IOWA CITY, Iowa — The final seconds had ticked off the clock at Kinnick Stadium on Saturday and team captain and linebacker extraordinaire Josey Jewell made certain all his Hawkeye teammates were in place and accounted for before swarming off the field for a final time in 2017.
 
Five times this season, Iowa players jogged arm-in-arm toward the locker room after a victory. On Senior Day, they jogged off following a 24-15 loss to Purdue.
 
“You win as a team, you lose as a team and certainly tonight that is the case,” Iowa head coach Kirk Ferentz said. “We lost as a football team.”
 
The Hawkeyes fell to 6-5 overall, 3-5 in the Big Ten and face a short turnaround before they play at Nebraska on Friday.

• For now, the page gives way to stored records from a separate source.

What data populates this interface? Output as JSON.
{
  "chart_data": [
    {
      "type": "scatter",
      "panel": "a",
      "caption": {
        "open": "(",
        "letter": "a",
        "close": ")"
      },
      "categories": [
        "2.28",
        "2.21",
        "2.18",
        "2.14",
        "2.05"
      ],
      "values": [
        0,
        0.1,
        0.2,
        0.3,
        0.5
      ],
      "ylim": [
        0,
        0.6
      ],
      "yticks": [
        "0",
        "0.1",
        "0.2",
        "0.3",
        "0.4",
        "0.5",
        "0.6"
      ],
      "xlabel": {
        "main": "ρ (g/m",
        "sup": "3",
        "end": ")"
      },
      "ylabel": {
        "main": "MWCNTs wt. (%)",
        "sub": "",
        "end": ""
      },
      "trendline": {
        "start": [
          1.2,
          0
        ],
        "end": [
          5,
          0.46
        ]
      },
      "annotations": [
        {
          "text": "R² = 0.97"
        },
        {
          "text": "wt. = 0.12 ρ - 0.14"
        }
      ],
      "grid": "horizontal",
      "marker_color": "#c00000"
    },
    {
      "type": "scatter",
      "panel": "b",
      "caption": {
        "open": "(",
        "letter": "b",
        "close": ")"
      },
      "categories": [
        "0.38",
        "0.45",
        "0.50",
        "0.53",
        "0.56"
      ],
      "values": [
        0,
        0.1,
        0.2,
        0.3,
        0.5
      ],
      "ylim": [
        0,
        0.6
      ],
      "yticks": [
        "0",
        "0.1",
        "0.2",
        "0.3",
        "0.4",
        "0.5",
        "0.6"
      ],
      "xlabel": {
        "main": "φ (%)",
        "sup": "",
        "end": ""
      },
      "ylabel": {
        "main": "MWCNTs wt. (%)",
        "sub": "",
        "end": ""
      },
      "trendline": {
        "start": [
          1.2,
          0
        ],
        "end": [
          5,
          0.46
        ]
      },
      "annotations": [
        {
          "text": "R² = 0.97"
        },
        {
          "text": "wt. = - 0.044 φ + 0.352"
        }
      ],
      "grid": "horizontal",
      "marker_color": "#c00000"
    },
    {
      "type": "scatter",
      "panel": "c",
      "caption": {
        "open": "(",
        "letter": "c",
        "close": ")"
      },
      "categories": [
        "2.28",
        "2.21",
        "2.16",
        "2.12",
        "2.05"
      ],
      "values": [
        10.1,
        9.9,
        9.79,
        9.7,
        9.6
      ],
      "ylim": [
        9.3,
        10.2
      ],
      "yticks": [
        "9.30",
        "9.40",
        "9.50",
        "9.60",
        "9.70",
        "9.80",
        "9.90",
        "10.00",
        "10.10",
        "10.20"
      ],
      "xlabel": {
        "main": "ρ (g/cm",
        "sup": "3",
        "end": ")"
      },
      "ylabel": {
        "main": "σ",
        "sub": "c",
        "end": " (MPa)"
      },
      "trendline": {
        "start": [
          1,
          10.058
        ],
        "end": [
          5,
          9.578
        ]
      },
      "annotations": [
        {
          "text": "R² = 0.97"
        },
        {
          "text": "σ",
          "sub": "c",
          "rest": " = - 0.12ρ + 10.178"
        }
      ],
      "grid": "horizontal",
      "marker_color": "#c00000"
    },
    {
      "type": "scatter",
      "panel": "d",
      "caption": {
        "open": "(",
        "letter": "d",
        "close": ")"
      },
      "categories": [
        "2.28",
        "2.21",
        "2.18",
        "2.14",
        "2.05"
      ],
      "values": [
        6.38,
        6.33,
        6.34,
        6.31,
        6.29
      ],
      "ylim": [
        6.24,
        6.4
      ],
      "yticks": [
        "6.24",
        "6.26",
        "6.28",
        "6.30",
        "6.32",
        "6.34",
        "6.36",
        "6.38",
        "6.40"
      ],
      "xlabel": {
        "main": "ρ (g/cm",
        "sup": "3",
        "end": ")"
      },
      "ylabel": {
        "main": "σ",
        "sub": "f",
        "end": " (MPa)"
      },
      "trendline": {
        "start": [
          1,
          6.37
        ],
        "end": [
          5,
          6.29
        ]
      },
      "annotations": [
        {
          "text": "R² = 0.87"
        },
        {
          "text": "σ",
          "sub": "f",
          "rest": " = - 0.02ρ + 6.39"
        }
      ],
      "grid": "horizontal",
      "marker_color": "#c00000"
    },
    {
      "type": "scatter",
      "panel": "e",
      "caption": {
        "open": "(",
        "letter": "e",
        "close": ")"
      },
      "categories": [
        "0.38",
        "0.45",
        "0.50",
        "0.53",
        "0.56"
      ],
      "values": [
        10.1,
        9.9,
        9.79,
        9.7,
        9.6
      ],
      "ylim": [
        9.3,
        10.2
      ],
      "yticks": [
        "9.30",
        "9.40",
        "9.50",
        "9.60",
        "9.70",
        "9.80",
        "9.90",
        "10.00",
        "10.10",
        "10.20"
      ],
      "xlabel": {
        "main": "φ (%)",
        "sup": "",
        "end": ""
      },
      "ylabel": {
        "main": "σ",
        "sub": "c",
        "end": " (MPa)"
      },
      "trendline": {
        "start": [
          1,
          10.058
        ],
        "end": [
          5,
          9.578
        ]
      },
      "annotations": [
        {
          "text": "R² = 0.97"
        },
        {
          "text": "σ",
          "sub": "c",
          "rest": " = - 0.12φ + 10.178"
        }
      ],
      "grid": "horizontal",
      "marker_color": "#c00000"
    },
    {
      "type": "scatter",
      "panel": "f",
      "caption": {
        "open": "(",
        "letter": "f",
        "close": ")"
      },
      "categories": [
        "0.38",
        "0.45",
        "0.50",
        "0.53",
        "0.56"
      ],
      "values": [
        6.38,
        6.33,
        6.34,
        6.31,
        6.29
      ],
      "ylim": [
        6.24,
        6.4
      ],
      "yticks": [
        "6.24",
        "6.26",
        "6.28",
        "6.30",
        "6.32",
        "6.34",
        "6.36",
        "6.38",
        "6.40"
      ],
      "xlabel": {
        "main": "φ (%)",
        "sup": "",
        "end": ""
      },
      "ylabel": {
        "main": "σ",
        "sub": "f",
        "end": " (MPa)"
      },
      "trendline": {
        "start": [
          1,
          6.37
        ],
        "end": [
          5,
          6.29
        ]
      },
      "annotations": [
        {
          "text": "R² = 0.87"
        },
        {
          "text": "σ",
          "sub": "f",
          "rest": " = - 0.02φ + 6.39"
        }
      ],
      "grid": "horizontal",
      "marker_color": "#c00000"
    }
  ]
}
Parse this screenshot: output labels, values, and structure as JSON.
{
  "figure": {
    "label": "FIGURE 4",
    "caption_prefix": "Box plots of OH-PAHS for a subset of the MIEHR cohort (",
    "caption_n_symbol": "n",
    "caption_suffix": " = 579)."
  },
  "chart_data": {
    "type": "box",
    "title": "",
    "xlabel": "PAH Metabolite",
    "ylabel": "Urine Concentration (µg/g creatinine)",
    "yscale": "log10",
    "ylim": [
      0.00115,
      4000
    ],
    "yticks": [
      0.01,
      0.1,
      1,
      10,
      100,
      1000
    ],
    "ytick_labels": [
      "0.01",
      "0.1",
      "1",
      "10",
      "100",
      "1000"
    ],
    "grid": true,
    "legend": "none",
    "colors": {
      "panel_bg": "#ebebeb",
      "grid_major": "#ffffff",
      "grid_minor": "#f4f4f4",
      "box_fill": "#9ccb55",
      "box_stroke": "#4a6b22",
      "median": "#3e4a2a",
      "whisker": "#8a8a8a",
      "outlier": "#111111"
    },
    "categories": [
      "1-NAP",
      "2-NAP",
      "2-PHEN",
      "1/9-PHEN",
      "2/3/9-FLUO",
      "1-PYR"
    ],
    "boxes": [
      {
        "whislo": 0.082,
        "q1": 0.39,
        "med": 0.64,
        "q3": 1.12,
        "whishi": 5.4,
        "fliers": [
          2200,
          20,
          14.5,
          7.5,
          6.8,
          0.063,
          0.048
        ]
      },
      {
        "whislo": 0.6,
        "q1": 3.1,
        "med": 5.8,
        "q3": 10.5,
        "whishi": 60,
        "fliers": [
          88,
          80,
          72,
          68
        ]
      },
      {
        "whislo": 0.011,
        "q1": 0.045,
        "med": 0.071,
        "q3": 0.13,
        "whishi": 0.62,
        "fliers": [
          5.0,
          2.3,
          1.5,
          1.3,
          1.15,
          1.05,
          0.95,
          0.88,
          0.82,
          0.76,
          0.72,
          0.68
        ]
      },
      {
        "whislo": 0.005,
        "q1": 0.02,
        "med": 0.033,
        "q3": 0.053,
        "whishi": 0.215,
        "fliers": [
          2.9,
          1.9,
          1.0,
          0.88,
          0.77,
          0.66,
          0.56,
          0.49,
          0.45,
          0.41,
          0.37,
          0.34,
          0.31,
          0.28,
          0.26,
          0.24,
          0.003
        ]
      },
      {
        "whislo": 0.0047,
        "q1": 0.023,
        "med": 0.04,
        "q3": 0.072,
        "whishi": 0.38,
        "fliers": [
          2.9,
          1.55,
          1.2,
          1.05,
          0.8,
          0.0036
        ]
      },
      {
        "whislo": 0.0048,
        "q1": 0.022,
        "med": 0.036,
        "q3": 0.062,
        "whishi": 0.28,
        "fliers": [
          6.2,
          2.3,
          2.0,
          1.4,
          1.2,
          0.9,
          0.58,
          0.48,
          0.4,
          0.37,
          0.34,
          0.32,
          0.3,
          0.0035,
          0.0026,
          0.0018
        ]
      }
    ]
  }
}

Iowa’s Senior Day has ended, but guidance from the team’s senior class will be paramount in the next six days.
 
“We can still finish the season strong with two wins,” Jewell said. “We’re a roller coaster right now and we need to sustain success and be able to keep doing it. It’s all about execution.”
 
Iowa will use the short week in search of a higher level of consistency. Against Purdue, there were dropped balls and missed interceptions. Quarterback Nate Stanley was sacked six times.
 
“It comes down to going out there and doing your job,” Jewell said.
 
Jewell, Nathan Bazata, James Butler, Matt VandeBerg, and Akrum Wadley — all seniors — had shining moments on what ended as an overcast farewell.
 
Bazata started the scoring for the Hawkeyes when he sacked Purdue quarterback Elijah Sindelar for a 3-yard loss and a safety early in the second quarter. It ignited a 9-0 run in the second quarter that gave Iowa a two-point halftime lead.
 
“We had to have a spark to get us going,” Bazata said. “Now we have to get to work. It’s a short week and we have to get back to doing our job — the little things to get on track.”
 
Butler finished with 38 rushing yards on seven carries. His 25-yard gain on the final play of the first quarter was the longest of the game for the Hawkeyes.
 
“I wish we would have left our last game in Kinnick with a better feeling,” Butler said. “But we can use that energy to drive us into next week.”
 
VandeBerg, who extended his consecutive game reception streak to 30, moved the chains in the second quarter with an 18-yard reception on 4th-and-5 from Purdue’s 20. The Hawkeyes scored a touchdown on the next play.
 
“We have to learn from this tape and figure out what we didn’t do well enough in order to execute well enough to win on a short week,” VandeBerg said.
 
Iowa’s first touchdown was scored by Wadley, his team-high ninth of the season. He carried the ball six times for 28 yards on the scoring drive and compiled a game-high 78 rushing yards on 22 attempts.
 
“We have two games left and we have to finish strong,” Wadley said. “We left one out there (Saturday) and lost.”
 
As for Jewell, he added 13 more tackles, three tackles for loss, and two sacks to his attractive resume. He moved to fourth on Iowa’s all-time tackle list and it marks his 21st career game with double-digit stops.
 
“The battle is won before it’s fought,” Jewell said. “You have to work hard during the week if you want to come out this Friday with a victory. The Big Ten is tough.”
 
There isn’t time for the Hawkeyes to dwell on their most recent setback. The calendar won’t allow it. Neither will Iowa’s senior class.